The atomic bomb exploded at an altitude of 600 meters, 160 meters southeast of the Atomic Bomb Dome. At that time, the building was the Hiroshima Prefectural Industrial Promotion Hall. At the instant of detonation, the explosion exerted 35 tons of pressure per square meter and created a fierce wind speed of 440 meters per second. The building absorbed the powerful explosion and heat, and burst into flames. Because the impact was almost directly over the top, curiously the thick outer walls and the steel dome escaped complete destruction. However, the people inside at the time were instantly killed and the interior of the building was completely destroyed by fire. Although the exact time is unknown, the building with its exposed steel dome began to be called the ‘Atomic Bomb Dome’.

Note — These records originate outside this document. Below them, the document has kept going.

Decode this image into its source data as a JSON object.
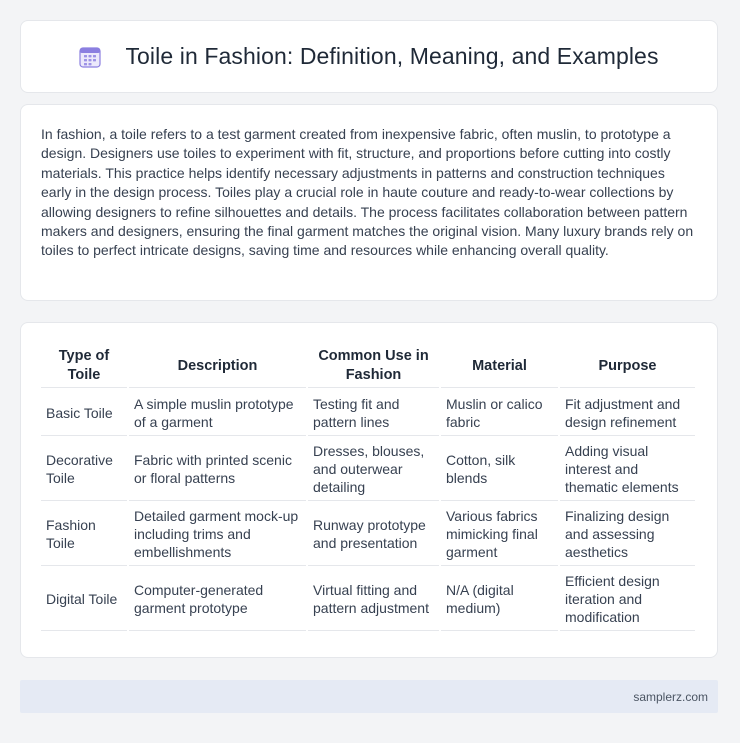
{
  "header": {
    "title": "Toile in Fashion: Definition, Meaning, and Examples",
    "icon": "calendar-icon"
  },
  "intro": {
    "text": "In fashion, a toile refers to a test garment created from inexpensive fabric, often muslin, to prototype a design. Designers use toiles to experiment with fit, structure, and proportions before cutting into costly materials. This practice helps identify necessary adjustments in patterns and construction techniques early in the design process. Toiles play a crucial role in haute couture and ready-to-wear collections by allowing designers to refine silhouettes and details. The process facilitates collaboration between pattern makers and designers, ensuring the final garment matches the original vision. Many luxury brands rely on toiles to perfect intricate designs, saving time and resources while enhancing overall quality."
  },
  "table": {
    "headers": [
      "Type of Toile",
      "Description",
      "Common Use in Fashion",
      "Material",
      "Purpose"
    ],
    "rows": [
      [
        "Basic Toile",
        "A simple muslin prototype of a garment",
        "Testing fit and pattern lines",
        "Muslin or calico fabric",
        "Fit adjustment and design refinement"
      ],
      [
        "Decorative Toile",
        "Fabric with printed scenic or floral patterns",
        "Dresses, blouses, and outerwear detailing",
        "Cotton, silk blends",
        "Adding visual interest and thematic elements"
      ],
      [
        "Fashion Toile",
        "Detailed garment mock-up including trims and embellishments",
        "Runway prototype and presentation",
        "Various fabrics mimicking final garment",
        "Finalizing design and assessing aesthetics"
      ],
      [
        "Digital Toile",
        "Computer-generated garment prototype",
        "Virtual fitting and pattern adjustment",
        "N/A (digital medium)",
        "Efficient design iteration and modification"
      ]
    ]
  },
  "footer": {
    "site": "samplerz.com"
  },
  "colors": {
    "background": "#f3f4f6",
    "card": "#ffffff",
    "footer_bg": "#e5eaf4",
    "icon_accent": "#7c6fd6"
  }
}
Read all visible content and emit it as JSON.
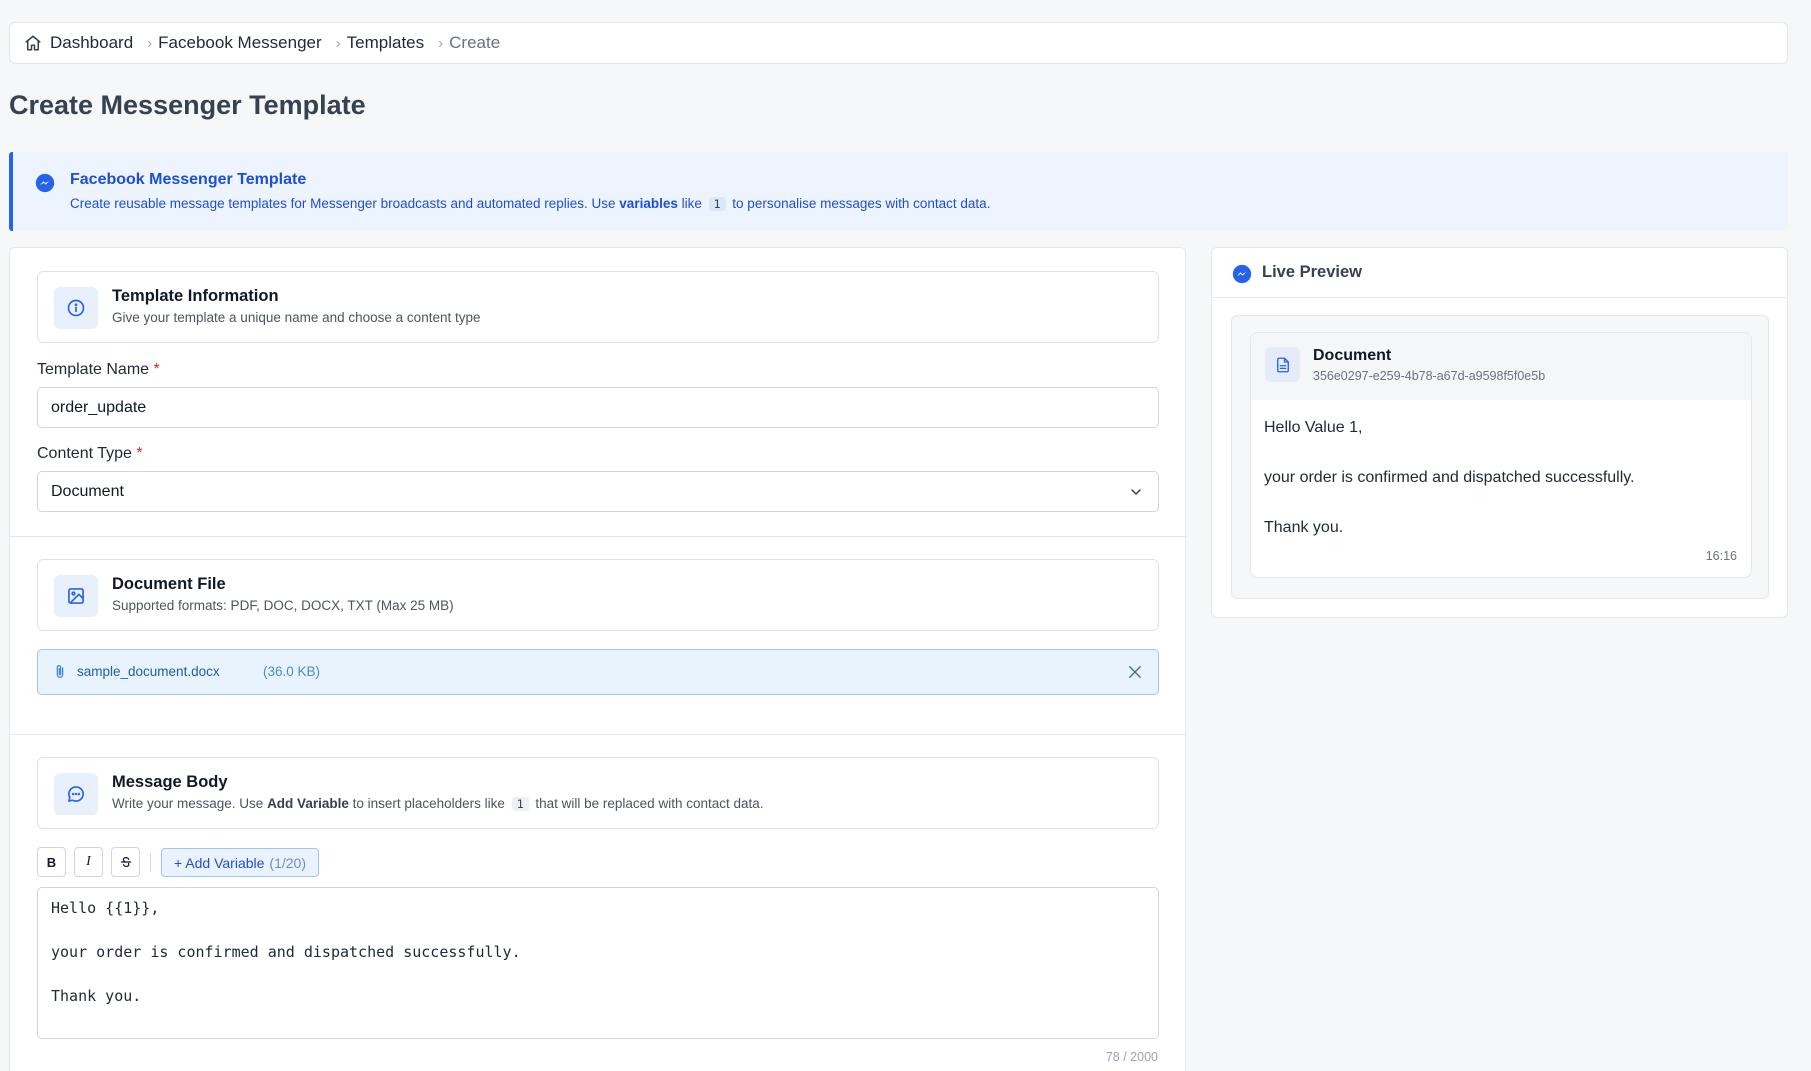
{
  "breadcrumb": {
    "items": [
      "Dashboard",
      "Facebook Messenger",
      "Templates",
      "Create"
    ]
  },
  "page_title": "Create Messenger Template",
  "banner": {
    "title": "Facebook Messenger Template",
    "text_before": "Create reusable message templates for Messenger broadcasts and automated replies. Use ",
    "text_bold": "variables",
    "text_like": " like ",
    "code": "1",
    "text_after": " to personalise messages with contact data."
  },
  "template_info": {
    "title": "Template Information",
    "subtitle": "Give your template a unique name and choose a content type"
  },
  "fields": {
    "name_label": "Template Name",
    "name_value": "order_update",
    "content_type_label": "Content Type",
    "content_type_value": "Document",
    "required_mark": "*"
  },
  "document_file": {
    "title": "Document File",
    "subtitle": "Supported formats: PDF, DOC, DOCX, TXT (Max 25 MB)",
    "file_name": "sample_document.docx",
    "file_size": "(36.0 KB)"
  },
  "message_body": {
    "title": "Message Body",
    "sub_before": "Write your message. Use ",
    "sub_bold": "Add Variable",
    "sub_mid": " to insert placeholders like ",
    "sub_code": "1",
    "sub_after": " that will be replaced with contact data.",
    "toolbar": {
      "bold": "B",
      "italic": "I",
      "add_variable": "+ Add Variable",
      "variable_count": "(1/20)"
    },
    "editor_lines": [
      "Hello {{1}},",
      "your order is confirmed and dispatched successfully.",
      "Thank you."
    ],
    "char_count": "78 / 2000"
  },
  "preview": {
    "title": "Live Preview",
    "doc_title": "Document",
    "doc_id": "356e0297-e259-4b78-a67d-a9598f5f0e5b",
    "lines": [
      "Hello Value 1,",
      "your order is confirmed and dispatched successfully.",
      "Thank you."
    ],
    "time": "16:16"
  },
  "colors": {
    "accent": "#2563eb",
    "required": "#dc2626",
    "banner_bg": "#eef4fd"
  }
}
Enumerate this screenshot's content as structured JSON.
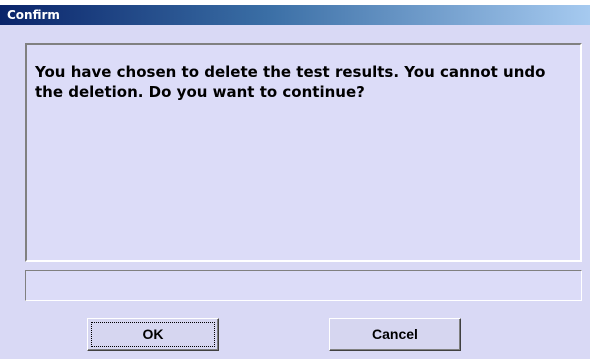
{
  "window": {
    "title": "Confirm"
  },
  "message": {
    "text": "You have chosen to  delete the test results. You cannot undo the deletion. Do you want to continue?"
  },
  "status_field": {
    "value": ""
  },
  "buttons": {
    "ok_label": "OK",
    "cancel_label": "Cancel"
  },
  "colors": {
    "dialog_background": "#d9d9f5",
    "titlebar_start": "#0a246a",
    "titlebar_end": "#a6caf0"
  }
}
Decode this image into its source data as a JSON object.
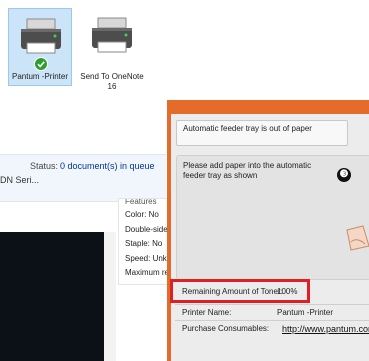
{
  "printers": [
    {
      "name": "Pantum -Printer",
      "selected": true,
      "status_icon": "green-check-icon"
    },
    {
      "name": "Send To OneNote 16",
      "selected": false
    }
  ],
  "queue": {
    "status_label": "Status:",
    "status_value": "0 document(s) in queue",
    "device_partial": "DN Seri..."
  },
  "features": {
    "header": "Features",
    "items": [
      "Color: No",
      "Double-sided",
      "Staple: No",
      "Speed: Unknown",
      "Maximum resolution"
    ]
  },
  "alert": {
    "title": "Automatic feeder tray is out of paper",
    "message": "Please add paper into the automatic feeder tray as shown",
    "step": "❸"
  },
  "toner": {
    "label": "Remaining Amount of Toner:",
    "value": "100%"
  },
  "printer_name": {
    "label": "Printer Name:",
    "value": "Pantum -Printer"
  },
  "consumables": {
    "label": "Purchase Consumables:",
    "link": "http://www.pantum.com"
  },
  "colors": {
    "accent": "#e46b2a",
    "highlight": "#e01e24",
    "selection": "#cce4f7"
  }
}
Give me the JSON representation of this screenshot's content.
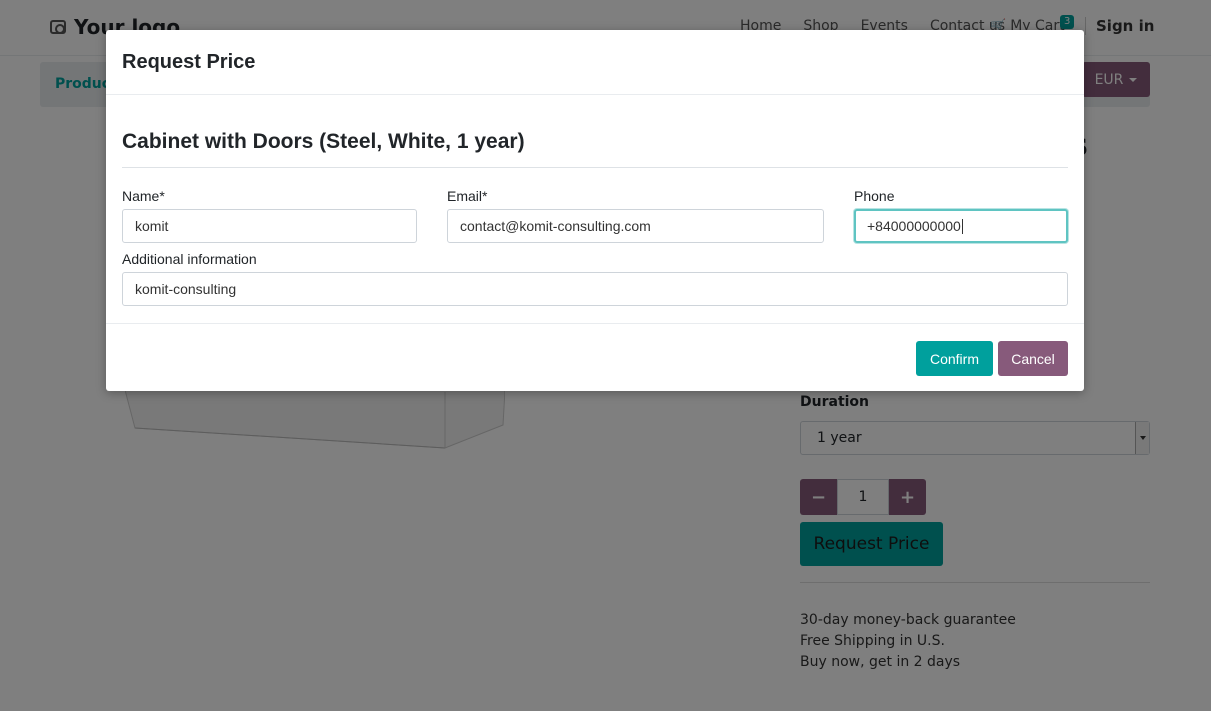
{
  "navbar": {
    "logo_text": "Your logo",
    "links": [
      "Home",
      "Shop",
      "Events",
      "Contact us"
    ],
    "cart_label": "My Cart",
    "cart_count": "3",
    "signin_label": "Sign in"
  },
  "subnav": {
    "products_label": "Product",
    "currency": "EUR"
  },
  "product": {
    "heading_fragment": "s",
    "duration_label": "Duration",
    "duration_value": "1 year",
    "quantity": "1",
    "minus_symbol": "−",
    "plus_symbol": "+",
    "request_price_label": "Request Price",
    "features": [
      "30-day money-back guarantee",
      "Free Shipping in U.S.",
      "Buy now, get in 2 days"
    ]
  },
  "modal": {
    "title": "Request Price",
    "product_name": "Cabinet with Doors (Steel, White, 1 year)",
    "fields": {
      "name_label": "Name*",
      "name_value": "komit",
      "email_label": "Email*",
      "email_value": "contact@komit-consulting.com",
      "phone_label": "Phone",
      "phone_value": "+84000000000",
      "info_label": "Additional information",
      "info_value": "komit-consulting"
    },
    "confirm_label": "Confirm",
    "cancel_label": "Cancel"
  },
  "colors": {
    "primary": "#00A09D",
    "secondary": "#875A7B"
  }
}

The atrium of the then Hiroshima Prefectural Industrial Promotion Hall was almost directly below the bomb’s hypocenter. Although the building was badly damaged, it managed to escape complete destruction. It was the heartbreaking diary of a schoolgirl, Hiroko Kajiyama, that determined the decision to preserve the Atomic Bomb Dome in its current state. Hiroko was exposed to radiation from the bomb as a baby. He subsequently died of leukemia at the age of 16. The dome acts as a reminder of the force and unspeakable suffering caused by the bomb, while continuing to symbolize the struggle to rid the world of nuclear weapons and achieve peace.

The Hiroshima Peace Monument (Genbaku Dome) has been preserved as a ruin. It is all that remains of the Hiroshima Prefectural Industrial Promotional Hall “Hiroshima-ken Sangyo Shoreikan” after the 1945 nuclear bomb explosion. Inside the property, all structural elements remain in the same condition as immediately after of the bombing. The property can be observed from the outside of the peripheral fences and its external and internal integrity is well maintained. The buffer zone, which includes the Hiroshima Peace Memorial Park, is defined as a place of prayer for the victims of the atomic bombs, as well as for permanent world peace.

In the last three conservation projects (1967, 1989-1990 and 2002-2003), minimal reinforcement with steel and synthetic resin was used to preserve the condition of the dome as it was after the atomic bomb attack. The Hiroshima Peace Memorial (Genbaku Dome) stands in its original location and its form, design, materials, substance and setting are completely authentic. It also maintains its functional and spiritual authenticity as a place of prayer for world peace and the ultimate elimination of all nuclear weapons.

It is one of the symbols of the city of Hiroshima and a highly recommended place to visit during the trip to Japan, due to its historical and spiritual importance.